Perjalanan Mengintip Keelokan Wisata Aceh

Nama Aceh, atau Serambi Mekah ini terkenal ke seluruh dunia berkat Tsunami yang terjadi pada 26 Desember 2004. Namun di tahun 2015 Aceh mulia menampilkan keelokannya, sebuah kota yang dengan tangan terbuka menyambut setiap wisatawan.

Masjid Baiturrahman

Tempat pertama yang wajib Anda kunjungi di Aceh adalah Masjid Baiturrahman, masjid yang didirikan oleh Sultan Iskandar Muda (1607 -1636). Masjid ini awalnya adalah pusat pendidikan ilmu agama. Peserta pelajarnya datang dari Arab, Turki, India, bahkan Persia. Luas Masjid yang berumur 408 tahun ini adalah 4.760 meter persegi, seluruh lantainya terbuat dari marmer Italia.

Saat Anda beristirahat di sini, rasa sejuk segera menyelimuti Anda. Setiap orang yang masuk ke dalamnya serasa memasuki tanah lain. Masjid yang berdiri di pusat kota ini merupakan bangunan kebanggaan warga Aceh. Masjid berkubah lima dengan arsitektur yang menawan ini sempat mengalami perubahan bentuk beberapa kali. Evolusinya dapat Anda temukan pada Museum Negeri Aceh.

Jejak Tsunami Aceh

Setelah mengunjungi Masjid Baiturrahman, silahkan melancong ke sudut lain. Sempatkan mengunjungi “jejak’ Tsunami Aceh. Pemerintah kota merawat sungguh-sungguh semua jejak gelombang pasang tersebut. Contohnya adalah Pembangkit Listrik Tenaga Diesel (PLTD) Apung di Punge, kapal nelayan yang tersangkut di atap rumah, makam massal Ulee Lheue, makam ini jauh dari kesan menakutkan.

Di Banda Aceh pun kini telah berdiri sebuah museum baru yakni, Museum Tsunami (Jl. T. Iskandar Muda Banda Aceh), dengan arsitektur yang unik dan megah serta penuh makna. Isinya menarik, informasi penting dan berkualitas terkait Tsunami disajikan dengan apik dan teratur. Paling enak lagi, masuknya gratis.

Di sebrang museum ada lapangan Blang Padang. Di tempat ini dibangun monumen ucapan terima kasih pada dunia. Plakat bertuliskan “terima kasih dan damai” dalam bahasa setiap Negara yang terlibat dalam rekonstruksi Aceh mengitari lapangan. Di lapangan ini juga dipajang replika pesawat Seulawah. Pesawat ini sumbangan konkret masyarakat Aceh pada berdirinya Indonesia sekaligus cikal bakal lahirnya maskapai Garuda Indonesia.
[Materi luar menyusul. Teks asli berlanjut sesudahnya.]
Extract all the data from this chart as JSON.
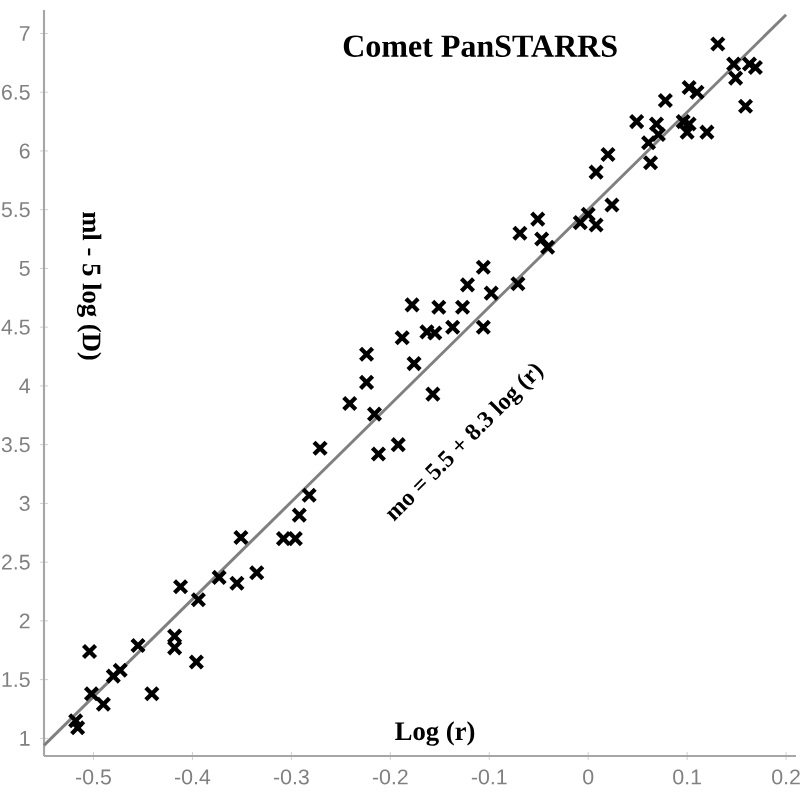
{
  "chart_data": {
    "type": "scatter",
    "title": "Comet PanSTARRS",
    "xlabel": "Log (r)",
    "ylabel": "ml - 5 log (D)",
    "xlim": [
      -0.55,
      0.21
    ],
    "ylim": [
      0.85,
      7.2
    ],
    "xticks": [
      -0.5,
      -0.4,
      -0.3,
      -0.2,
      -0.1,
      0,
      0.1,
      0.2
    ],
    "yticks": [
      1,
      1.5,
      2,
      2.5,
      3,
      3.5,
      4,
      4.5,
      5,
      5.5,
      6,
      6.5,
      7
    ],
    "grid": false,
    "annotations": [
      "mo = 5.5 + 8.3 log (r)"
    ],
    "series": [
      {
        "marker": "cross",
        "color": "#000000",
        "x": [
          -0.518,
          -0.516,
          -0.504,
          -0.502,
          -0.49,
          -0.48,
          -0.473,
          -0.455,
          -0.441,
          -0.418,
          -0.418,
          -0.412,
          -0.396,
          -0.394,
          -0.373,
          -0.355,
          -0.351,
          -0.335,
          -0.308,
          -0.296,
          -0.292,
          -0.282,
          -0.271,
          -0.241,
          -0.216,
          -0.212,
          -0.192,
          -0.224,
          -0.224,
          -0.188,
          -0.176,
          -0.157,
          -0.178,
          -0.163,
          -0.155,
          -0.137,
          -0.151,
          -0.127,
          -0.122,
          -0.106,
          -0.098,
          -0.106,
          -0.071,
          -0.069,
          -0.051,
          -0.047,
          -0.041,
          -0.008,
          0.0,
          0.008,
          0.024,
          0.008,
          0.02,
          0.049,
          0.069,
          0.061,
          0.071,
          0.063,
          0.078,
          0.102,
          0.11,
          0.096,
          0.1,
          0.102,
          0.12,
          0.131,
          0.147,
          0.149,
          0.163,
          0.169,
          0.159
        ],
        "values": [
          1.15,
          1.09,
          1.74,
          1.38,
          1.29,
          1.53,
          1.58,
          1.79,
          1.38,
          1.87,
          1.77,
          2.29,
          1.65,
          2.18,
          2.37,
          2.32,
          2.71,
          2.41,
          2.7,
          2.7,
          2.9,
          3.07,
          3.47,
          3.85,
          3.76,
          3.42,
          3.5,
          4.27,
          4.03,
          4.41,
          4.19,
          3.93,
          4.69,
          4.46,
          4.45,
          4.5,
          4.67,
          4.67,
          4.86,
          5.01,
          4.79,
          4.5,
          4.87,
          5.3,
          5.42,
          5.25,
          5.18,
          5.39,
          5.46,
          5.37,
          5.54,
          5.82,
          5.97,
          6.25,
          6.23,
          6.07,
          6.14,
          5.9,
          6.43,
          6.54,
          6.5,
          6.25,
          6.16,
          6.23,
          6.16,
          6.91,
          6.74,
          6.62,
          6.74,
          6.71,
          6.38
        ]
      },
      {
        "type": "line",
        "color": "#808080",
        "x": [
          -0.55,
          0.2
        ],
        "values": [
          0.94,
          7.16
        ]
      }
    ]
  }
}
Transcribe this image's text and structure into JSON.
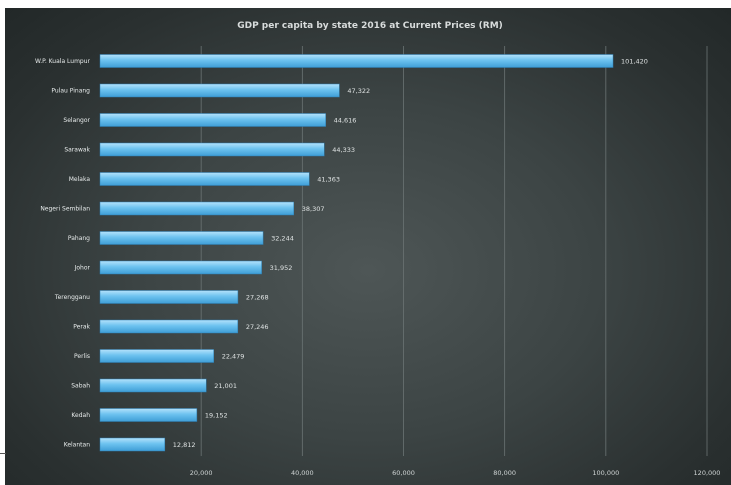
{
  "chart_data": {
    "type": "bar",
    "orientation": "horizontal",
    "title": "GDP per capita by state 2016 at Current Prices (RM)",
    "xlabel": "",
    "ylabel": "",
    "categories": [
      "W.P. Kuala Lumpur",
      "Pulau Pinang",
      "Selangor",
      "Sarawak",
      "Melaka",
      "Negeri Sembilan",
      "Pahang",
      "Johor",
      "Terengganu",
      "Perak",
      "Perlis",
      "Sabah",
      "Kedah",
      "Kelantan"
    ],
    "values": [
      101420,
      47322,
      44616,
      44333,
      41363,
      38307,
      32244,
      31952,
      27268,
      27246,
      22479,
      21001,
      19152,
      12812
    ],
    "value_labels": [
      "101,420",
      "47,322",
      "44,616",
      "44,333",
      "41,363",
      "38,307",
      "32,244",
      "31,952",
      "27,268",
      "27,246",
      "22,479",
      "21,001",
      "19,152",
      "12,812"
    ],
    "xlim": [
      0,
      120000
    ],
    "xticks": [
      0,
      20000,
      40000,
      60000,
      80000,
      100000,
      120000
    ],
    "xtick_labels": [
      "",
      "20,000",
      "40,000",
      "60,000",
      "80,000",
      "100,000",
      "120,000"
    ],
    "grid": "vertical",
    "legend": "none",
    "colors": {
      "bar_top": "#b4e2fb",
      "bar_mid": "#6cc2ef",
      "bar_bottom": "#3f9ed6",
      "gridline": "#6b7474"
    }
  }
}
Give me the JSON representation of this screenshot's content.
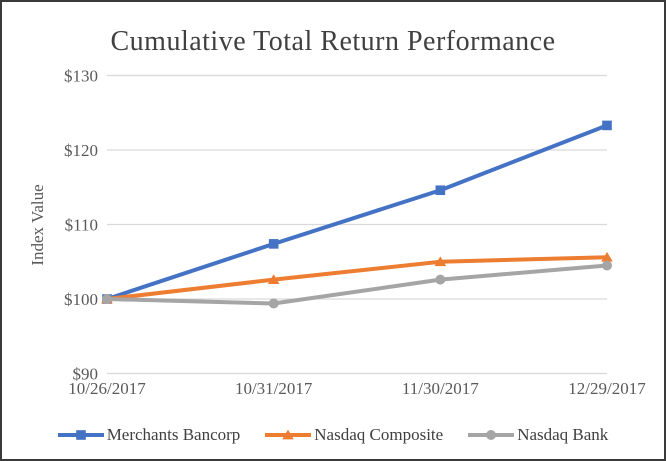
{
  "chart_data": {
    "type": "line",
    "title": "Cumulative Total Return Performance",
    "ylabel": "Index Value",
    "x": [
      "10/26/2017",
      "10/31/2017",
      "11/30/2017",
      "12/29/2017"
    ],
    "ylim": [
      90,
      130
    ],
    "ytick_step": 10,
    "yticklabels": [
      "$90",
      "$100",
      "$110",
      "$120",
      "$130"
    ],
    "grid": "horizontal-only",
    "legend_position": "bottom",
    "series": [
      {
        "name": "Merchants Bancorp",
        "marker": "square",
        "color": "#4472C4",
        "values": [
          100,
          107.4,
          114.6,
          123.3
        ]
      },
      {
        "name": "Nasdaq Composite",
        "marker": "triangle",
        "color": "#ED7D31",
        "values": [
          100,
          102.6,
          105.0,
          105.6
        ]
      },
      {
        "name": "Nasdaq Bank",
        "marker": "circle",
        "color": "#A5A5A5",
        "values": [
          100,
          99.4,
          102.6,
          104.5
        ]
      }
    ],
    "colors": {
      "grid": "#D9D9D9",
      "tick_text": "#595959",
      "text": "#404040",
      "border": "#3a3a3a"
    }
  }
}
Peninggalan lain yang masih bisa dijumpai hingga saat ini adalah Taman Putroe Phang dan Gunongan. Dulu tempat ini dipersembahkan bagi putri permaisuri sultan yang berasal dari negeri Pahang. Sekarang taman asri yang dibelah oleh sebuah sungai mungil itu menjadi lokasi favorit warga Banda Aceh untuk berolahraga maupun bersantai bersama keluarga.

Rumah Cut Nyak Dien

Beliau adalah salah satu pejuang wanita Aceh yang gigih melawan Belanda. Bersama dengan Teuku Umar, suaminya serta pejuang Aceh lainnya, ia melawan setiap usaha Belanda untuk menjajah Aceh, meskipun pada akhirnya ia harus bertekuk lutut dan diasingkan ke pulau Jawa hingga akhir hayatnya. Semangat Cut Nyak Dien ini dapat Anda temukan di Museum Cut Nyak Dien (Rumah Cut Nyak Dien), berdiri di kawasan Lampisang, tak jauh dari pusat kota Banda Aceh yang dulu merupakan rumah Cut Nyak Dien sekaligus markas perjuangan rakyat Aceh dalam melawan kolonialisme di tanah rencong.

Kuliner

Setelah selesai menengok jejak Tsunami, marilah kita menengok kuliner. Makanan dan minuman Aceh, banyak menceritakan keunikan sebuah kota. Banda Aceh sangat populer dengan mi aceh, kupi (kopi), gule kambing, dan bu guri (nasi gurih). Bagi Anda yang para pecinta kopi, tentu tidak boleh melewatkan kesempatan mereguk racikan kupi khas aceh. Perpaduan kopi Robusta dan Arabika membuat aroma wangi dan kenikmatannya melekat terus di lidah sampai pulang ke kampung halaman Anda.